The Bight fishermen in general have done considerable laughing and joking over the story, but there is an undercurrent of seriousness, which was further increased by the mysterious loss of a Woods Hole fisherman out of his boat on Saturday while hauling pots near Quicks Hole. The boat was found steaming slowly with no one on board and a lobster pot buoy jammed between two bait barrels, the line trailing over the stern and parted as if from strain. There was no sign of the fisherman, no indication of what manner of disaster had overtaken him.

This is not the first report of sea monsters in Vineyard waters, but it is the first time there has been so circumstantial an account, and the first time that unexplained tragedy so closely up the heels of the report.
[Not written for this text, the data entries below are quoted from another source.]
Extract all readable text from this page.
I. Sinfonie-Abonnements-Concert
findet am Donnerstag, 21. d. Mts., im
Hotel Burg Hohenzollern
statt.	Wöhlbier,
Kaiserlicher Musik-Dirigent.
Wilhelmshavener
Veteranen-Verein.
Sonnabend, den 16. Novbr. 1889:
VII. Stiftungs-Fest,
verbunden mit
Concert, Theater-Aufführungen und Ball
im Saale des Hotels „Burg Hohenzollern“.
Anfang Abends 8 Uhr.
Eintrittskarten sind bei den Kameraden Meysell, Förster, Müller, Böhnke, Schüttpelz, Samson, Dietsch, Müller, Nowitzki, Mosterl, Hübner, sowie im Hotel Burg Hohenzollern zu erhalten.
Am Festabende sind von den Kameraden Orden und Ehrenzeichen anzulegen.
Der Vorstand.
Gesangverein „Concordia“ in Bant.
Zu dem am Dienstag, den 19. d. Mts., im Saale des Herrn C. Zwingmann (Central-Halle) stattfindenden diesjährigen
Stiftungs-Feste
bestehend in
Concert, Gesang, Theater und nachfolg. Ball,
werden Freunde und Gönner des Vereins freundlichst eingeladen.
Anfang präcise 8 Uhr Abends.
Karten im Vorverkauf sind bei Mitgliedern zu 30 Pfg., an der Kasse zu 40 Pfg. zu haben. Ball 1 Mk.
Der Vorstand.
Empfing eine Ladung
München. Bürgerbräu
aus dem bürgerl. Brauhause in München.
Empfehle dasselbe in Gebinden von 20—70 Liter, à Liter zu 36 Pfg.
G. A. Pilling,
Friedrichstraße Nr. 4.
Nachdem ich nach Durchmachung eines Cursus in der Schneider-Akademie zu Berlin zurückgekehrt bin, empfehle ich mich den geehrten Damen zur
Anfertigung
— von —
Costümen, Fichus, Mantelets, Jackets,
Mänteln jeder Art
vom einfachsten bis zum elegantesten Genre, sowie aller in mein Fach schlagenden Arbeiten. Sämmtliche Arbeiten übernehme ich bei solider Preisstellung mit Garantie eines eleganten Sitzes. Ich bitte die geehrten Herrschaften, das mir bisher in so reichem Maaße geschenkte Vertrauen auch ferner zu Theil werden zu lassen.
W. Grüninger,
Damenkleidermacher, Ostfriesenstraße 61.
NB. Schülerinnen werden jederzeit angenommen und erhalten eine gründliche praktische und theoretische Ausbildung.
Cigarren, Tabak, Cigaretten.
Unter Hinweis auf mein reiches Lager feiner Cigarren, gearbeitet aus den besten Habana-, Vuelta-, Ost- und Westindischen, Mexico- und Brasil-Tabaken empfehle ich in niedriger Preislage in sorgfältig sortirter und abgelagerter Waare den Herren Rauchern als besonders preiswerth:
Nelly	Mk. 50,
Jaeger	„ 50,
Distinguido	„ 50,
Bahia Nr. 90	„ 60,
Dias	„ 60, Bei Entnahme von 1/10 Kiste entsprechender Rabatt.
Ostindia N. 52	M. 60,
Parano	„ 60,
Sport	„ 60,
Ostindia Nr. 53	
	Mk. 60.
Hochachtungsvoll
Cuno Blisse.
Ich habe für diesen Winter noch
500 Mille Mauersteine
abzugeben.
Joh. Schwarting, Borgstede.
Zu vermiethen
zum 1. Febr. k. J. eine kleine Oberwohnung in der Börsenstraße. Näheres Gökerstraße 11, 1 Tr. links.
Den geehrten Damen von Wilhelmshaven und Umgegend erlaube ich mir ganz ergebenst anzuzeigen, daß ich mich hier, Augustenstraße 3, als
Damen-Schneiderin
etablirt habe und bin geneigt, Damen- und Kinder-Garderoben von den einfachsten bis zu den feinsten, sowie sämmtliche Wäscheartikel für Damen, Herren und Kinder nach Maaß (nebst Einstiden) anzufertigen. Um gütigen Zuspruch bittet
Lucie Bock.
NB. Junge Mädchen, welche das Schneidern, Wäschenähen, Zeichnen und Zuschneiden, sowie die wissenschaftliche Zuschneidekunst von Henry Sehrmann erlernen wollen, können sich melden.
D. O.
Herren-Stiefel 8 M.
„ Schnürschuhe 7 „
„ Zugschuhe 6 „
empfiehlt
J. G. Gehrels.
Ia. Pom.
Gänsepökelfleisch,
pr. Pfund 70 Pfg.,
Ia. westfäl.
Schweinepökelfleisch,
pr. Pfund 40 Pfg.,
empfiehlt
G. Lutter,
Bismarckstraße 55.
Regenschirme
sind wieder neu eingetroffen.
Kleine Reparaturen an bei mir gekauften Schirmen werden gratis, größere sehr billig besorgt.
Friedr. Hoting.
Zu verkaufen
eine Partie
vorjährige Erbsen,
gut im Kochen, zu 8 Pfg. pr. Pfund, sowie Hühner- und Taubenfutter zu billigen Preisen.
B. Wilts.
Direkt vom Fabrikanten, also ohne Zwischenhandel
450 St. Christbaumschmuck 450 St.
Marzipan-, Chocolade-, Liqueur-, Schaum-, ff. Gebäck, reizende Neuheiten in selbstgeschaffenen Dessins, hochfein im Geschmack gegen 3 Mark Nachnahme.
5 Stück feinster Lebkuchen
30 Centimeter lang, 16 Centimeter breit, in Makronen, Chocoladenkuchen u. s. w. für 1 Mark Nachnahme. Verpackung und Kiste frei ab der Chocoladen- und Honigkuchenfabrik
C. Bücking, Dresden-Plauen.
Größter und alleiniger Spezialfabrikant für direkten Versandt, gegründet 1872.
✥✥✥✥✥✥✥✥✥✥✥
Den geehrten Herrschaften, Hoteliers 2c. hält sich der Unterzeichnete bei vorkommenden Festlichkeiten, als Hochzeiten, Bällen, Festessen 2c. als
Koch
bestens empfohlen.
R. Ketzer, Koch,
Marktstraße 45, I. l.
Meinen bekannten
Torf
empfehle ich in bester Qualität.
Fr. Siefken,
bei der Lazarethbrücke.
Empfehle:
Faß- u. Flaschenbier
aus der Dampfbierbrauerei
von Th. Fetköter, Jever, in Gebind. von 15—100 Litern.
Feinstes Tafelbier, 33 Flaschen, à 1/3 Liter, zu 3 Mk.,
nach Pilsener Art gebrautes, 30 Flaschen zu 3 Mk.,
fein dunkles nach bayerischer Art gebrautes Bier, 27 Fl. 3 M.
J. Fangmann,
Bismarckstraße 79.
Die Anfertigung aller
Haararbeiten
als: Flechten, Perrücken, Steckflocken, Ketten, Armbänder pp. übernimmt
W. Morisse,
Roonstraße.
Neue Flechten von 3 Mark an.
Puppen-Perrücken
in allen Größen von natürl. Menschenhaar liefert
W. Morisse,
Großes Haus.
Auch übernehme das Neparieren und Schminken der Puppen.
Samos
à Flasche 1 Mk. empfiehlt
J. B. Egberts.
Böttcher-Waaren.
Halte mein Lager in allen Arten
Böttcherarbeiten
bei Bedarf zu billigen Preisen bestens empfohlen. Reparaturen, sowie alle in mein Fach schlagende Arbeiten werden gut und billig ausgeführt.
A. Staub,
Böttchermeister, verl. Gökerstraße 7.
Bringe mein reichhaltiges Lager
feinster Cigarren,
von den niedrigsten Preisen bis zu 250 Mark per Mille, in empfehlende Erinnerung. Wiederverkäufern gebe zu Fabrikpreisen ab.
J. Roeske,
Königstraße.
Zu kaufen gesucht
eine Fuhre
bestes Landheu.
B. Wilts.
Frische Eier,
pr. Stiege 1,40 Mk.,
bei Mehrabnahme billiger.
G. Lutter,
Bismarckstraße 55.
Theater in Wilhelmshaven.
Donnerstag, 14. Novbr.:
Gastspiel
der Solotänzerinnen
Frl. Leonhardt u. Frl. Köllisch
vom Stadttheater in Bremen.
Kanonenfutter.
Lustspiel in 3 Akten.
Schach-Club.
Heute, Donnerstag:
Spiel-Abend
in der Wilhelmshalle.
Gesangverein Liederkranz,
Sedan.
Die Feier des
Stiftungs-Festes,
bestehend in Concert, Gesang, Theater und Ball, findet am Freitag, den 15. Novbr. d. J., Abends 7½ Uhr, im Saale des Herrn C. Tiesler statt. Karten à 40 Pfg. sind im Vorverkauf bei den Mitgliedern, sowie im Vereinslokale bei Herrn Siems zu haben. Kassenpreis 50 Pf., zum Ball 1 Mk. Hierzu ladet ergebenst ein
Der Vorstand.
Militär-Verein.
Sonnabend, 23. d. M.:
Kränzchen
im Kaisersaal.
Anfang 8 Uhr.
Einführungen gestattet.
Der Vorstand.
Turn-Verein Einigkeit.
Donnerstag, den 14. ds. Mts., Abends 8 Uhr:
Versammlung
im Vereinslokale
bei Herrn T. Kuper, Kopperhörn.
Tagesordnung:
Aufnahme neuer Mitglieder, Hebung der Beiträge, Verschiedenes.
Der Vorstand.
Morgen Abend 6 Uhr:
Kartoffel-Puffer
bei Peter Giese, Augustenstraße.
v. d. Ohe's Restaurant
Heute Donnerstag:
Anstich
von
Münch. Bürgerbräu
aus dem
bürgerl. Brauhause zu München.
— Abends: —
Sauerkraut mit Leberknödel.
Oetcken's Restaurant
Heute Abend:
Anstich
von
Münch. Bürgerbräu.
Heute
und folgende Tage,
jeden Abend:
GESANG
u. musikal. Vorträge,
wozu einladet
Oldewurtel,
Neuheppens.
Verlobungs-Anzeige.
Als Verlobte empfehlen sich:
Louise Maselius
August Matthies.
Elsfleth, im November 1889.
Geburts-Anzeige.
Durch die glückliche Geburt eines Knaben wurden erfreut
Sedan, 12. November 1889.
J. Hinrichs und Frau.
The files of the Gazette, some seventy years back, related the sighting of a monster between Gay Head and Newport by an Edgartown packet captain whose truthfulness and aversion to exaggeration were vouched by the editor. In this article the creature was describes as about seventy feet long, with a head shaped like that of a horse and as big as a barrel. The article also mentioned fore flippers and limbs.

Other fishermen now living and fishing out of the Bight have seen strange creatures back of Gay Head at various times, but have never been able to approach near enough to discover their shape and form.

Fishermen who have read Kipling’s story of a great sea lizard dislodged from the sea bottom by a submarine earthquake are asking whether the recent earthquake that sunk the halibut banks could have raised the present monster from its habitat. Kipling described his creature as having white eyes.